There have been immense achievements in terms of peace promotion among the Marakwets and the Pokots. War between them ended in the year 2000, marked by the killing of 47 people in Murkutwa Marakwet, 26 km east of Chesoi. The Marakwets and the Pokots coexist now and conduct trade, for example in the Kipchinda, Chesongoch, Kolowo and Tot markets. Marakwets also take cereals [maize, millet and sorghum] to the Pokots in the Kolowo and Kimnai markets in exchange for cash.

==Notable people==
- Edward Cheserek, a Kenyan-American runner
- Edwin Kemboi Sutter, a pioneer ICT specialist, accomplished public servant and the current Chief Officer for ICT & e-Government at the County Government of Uasin Gishu
- Dr. Albert Kimutai, a microbiologist, entrepreneur in [Eldoret], politician, educationist currently a senior lecturer of Microbiology at Kabianga University,
- Moses Kiptanui, a runner and the first man to run a sub-eight time in the 3000m steeplechase race.

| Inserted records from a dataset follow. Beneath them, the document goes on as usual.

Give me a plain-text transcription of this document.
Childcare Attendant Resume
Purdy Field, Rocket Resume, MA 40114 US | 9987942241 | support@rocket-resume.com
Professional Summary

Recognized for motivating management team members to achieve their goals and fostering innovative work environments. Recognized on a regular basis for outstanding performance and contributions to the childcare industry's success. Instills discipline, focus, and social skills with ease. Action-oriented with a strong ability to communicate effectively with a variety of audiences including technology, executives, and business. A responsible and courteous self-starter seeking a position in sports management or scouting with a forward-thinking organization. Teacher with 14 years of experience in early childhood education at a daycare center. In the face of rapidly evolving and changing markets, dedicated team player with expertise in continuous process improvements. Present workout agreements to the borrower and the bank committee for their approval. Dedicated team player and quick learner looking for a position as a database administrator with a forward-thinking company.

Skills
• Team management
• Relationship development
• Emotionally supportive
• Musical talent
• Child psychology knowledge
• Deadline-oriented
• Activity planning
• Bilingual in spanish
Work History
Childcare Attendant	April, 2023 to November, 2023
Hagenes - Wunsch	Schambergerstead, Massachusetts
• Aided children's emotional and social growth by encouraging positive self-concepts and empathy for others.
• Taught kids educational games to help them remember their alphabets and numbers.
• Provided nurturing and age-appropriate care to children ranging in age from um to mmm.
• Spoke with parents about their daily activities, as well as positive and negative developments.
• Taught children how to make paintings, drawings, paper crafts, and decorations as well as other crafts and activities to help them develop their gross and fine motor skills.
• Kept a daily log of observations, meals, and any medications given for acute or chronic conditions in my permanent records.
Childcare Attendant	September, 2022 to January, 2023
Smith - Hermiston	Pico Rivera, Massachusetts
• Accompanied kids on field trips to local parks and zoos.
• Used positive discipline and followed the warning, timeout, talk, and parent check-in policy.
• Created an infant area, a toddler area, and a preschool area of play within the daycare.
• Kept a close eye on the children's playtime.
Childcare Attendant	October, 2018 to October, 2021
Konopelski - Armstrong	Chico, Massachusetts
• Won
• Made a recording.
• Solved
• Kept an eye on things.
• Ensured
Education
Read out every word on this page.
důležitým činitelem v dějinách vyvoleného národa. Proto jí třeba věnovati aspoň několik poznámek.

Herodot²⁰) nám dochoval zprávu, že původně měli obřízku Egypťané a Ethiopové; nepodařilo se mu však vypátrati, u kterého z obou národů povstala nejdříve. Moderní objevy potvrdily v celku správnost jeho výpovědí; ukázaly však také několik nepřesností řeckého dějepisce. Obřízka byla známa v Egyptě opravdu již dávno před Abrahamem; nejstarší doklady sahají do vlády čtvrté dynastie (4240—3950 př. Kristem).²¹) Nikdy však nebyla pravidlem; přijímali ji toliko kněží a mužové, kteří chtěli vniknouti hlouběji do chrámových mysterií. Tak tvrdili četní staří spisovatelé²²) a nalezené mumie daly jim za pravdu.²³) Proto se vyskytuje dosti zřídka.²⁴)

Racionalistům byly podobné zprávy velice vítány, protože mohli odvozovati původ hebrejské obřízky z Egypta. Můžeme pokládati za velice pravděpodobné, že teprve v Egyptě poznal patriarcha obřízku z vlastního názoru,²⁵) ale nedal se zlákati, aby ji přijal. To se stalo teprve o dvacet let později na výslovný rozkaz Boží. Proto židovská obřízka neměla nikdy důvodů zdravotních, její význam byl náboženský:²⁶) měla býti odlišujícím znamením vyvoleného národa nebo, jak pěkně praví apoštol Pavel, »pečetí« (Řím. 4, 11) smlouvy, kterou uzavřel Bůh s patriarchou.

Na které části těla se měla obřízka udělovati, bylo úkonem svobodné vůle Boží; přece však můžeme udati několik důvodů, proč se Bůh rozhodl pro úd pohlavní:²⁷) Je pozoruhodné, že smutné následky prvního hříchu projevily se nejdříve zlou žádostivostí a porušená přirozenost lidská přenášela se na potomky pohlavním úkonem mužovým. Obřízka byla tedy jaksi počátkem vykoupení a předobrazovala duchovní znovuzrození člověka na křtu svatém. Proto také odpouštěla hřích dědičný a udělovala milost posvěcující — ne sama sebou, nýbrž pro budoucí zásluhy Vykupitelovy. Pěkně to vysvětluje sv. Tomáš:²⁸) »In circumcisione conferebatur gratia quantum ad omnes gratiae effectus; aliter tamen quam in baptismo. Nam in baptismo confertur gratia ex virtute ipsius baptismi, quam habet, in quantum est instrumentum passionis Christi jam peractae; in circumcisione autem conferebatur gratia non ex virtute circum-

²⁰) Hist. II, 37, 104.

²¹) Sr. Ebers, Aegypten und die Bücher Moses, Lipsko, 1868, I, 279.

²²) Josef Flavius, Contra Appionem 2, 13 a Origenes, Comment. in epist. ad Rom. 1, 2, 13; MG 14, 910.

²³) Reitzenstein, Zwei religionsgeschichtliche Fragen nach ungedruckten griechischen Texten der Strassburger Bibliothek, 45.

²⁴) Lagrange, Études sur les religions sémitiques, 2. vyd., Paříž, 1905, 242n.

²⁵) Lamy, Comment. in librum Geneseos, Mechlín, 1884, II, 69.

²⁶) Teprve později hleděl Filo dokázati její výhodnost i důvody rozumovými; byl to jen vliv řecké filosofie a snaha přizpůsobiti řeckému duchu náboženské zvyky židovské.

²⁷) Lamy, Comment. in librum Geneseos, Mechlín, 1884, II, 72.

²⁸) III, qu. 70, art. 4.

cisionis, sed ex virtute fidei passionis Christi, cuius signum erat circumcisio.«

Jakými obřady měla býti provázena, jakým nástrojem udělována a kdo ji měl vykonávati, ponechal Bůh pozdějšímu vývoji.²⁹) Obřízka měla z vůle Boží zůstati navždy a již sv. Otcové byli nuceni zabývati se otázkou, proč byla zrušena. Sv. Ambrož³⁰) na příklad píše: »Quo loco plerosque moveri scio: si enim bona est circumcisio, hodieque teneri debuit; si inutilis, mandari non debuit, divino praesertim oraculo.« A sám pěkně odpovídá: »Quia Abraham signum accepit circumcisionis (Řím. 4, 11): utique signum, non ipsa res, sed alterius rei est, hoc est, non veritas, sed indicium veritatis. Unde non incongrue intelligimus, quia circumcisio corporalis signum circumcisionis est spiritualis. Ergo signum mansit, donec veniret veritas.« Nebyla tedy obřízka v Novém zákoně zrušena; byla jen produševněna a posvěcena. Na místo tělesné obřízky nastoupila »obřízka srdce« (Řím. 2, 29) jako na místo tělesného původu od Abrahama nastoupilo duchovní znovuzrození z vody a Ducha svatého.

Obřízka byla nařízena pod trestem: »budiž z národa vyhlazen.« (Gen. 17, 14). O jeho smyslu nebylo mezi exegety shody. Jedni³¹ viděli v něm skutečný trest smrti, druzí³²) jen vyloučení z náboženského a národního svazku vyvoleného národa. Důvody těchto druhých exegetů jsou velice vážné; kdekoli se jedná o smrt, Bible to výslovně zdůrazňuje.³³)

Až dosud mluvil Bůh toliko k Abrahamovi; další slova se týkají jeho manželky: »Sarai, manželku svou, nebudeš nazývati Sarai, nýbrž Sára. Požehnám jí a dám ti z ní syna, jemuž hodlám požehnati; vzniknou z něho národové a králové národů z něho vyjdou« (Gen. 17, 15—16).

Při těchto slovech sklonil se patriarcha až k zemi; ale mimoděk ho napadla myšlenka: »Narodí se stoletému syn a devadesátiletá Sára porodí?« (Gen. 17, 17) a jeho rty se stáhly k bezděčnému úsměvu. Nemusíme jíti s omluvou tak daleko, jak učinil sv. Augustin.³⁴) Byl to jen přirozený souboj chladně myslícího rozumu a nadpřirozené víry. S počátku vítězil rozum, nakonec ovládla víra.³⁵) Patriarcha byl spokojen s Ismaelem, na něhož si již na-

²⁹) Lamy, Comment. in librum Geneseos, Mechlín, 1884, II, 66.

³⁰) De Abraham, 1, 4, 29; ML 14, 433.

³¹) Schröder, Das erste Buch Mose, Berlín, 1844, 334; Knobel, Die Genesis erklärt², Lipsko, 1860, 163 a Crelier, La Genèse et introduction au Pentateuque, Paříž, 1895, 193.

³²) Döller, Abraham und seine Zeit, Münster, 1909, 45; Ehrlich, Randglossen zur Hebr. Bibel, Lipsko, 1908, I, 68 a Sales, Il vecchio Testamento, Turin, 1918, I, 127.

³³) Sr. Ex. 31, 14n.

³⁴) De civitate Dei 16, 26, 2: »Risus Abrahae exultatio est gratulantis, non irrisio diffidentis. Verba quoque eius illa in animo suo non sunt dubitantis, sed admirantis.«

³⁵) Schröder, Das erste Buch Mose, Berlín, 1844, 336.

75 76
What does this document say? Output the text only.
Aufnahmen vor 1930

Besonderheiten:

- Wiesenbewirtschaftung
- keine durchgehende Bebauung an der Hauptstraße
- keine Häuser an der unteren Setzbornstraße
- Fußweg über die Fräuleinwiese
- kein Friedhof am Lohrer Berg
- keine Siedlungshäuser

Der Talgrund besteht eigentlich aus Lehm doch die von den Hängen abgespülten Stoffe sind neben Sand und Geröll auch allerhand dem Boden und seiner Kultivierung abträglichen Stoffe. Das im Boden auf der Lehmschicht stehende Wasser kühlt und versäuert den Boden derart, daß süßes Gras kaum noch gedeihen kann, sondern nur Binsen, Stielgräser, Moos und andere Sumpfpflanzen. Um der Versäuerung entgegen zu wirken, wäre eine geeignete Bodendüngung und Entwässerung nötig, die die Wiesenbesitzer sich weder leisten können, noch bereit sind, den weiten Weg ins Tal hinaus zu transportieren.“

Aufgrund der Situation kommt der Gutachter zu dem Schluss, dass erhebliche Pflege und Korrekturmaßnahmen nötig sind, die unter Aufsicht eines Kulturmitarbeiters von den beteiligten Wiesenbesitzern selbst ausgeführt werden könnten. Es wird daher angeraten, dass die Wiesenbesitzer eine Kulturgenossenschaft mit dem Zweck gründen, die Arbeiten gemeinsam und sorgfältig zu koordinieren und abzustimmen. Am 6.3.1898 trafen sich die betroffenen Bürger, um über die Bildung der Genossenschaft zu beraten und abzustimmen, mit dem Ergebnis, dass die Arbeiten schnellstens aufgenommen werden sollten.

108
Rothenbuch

- Kipchumba Murkomen, Senator Elgeyo Marakwet County
- Ezekiel Kemboi, Kenya 3000m Men Steeplechase Athlete
- Architect Joseph Maswan
- Alex Tolgos, the first Governor of Elgeyo Marakwet.
- Waziri Linah Kilimo, the first Marakwet to be a cabinet Minister and also the first woman to be elected a legislator.
- Engineer Sammy Tangus
- Engineer Kilimo
- Kiptala Chemweno, the first Marakwet to earn a university degree in the UK.
- Donald B. Kipkorir, advocate of the high court of Kenya.
- The Late Athlete Richard Chelimo, the 10000 metres Olympic silver medalist in Barcelona '92.
- Oscar Sudi, the current serving MNA for Kapseret Constituency in Uasin Gishu County.
- The retired police inspector general Kimaiyo.
- Entrepreneur Chepkuto from Sambirir who bought the first ten-wheeled lorry without a loan or fundraising.
- Former MP Frederick Kisang Chabat who could advocate for the rights of Marakwets by both peace and force.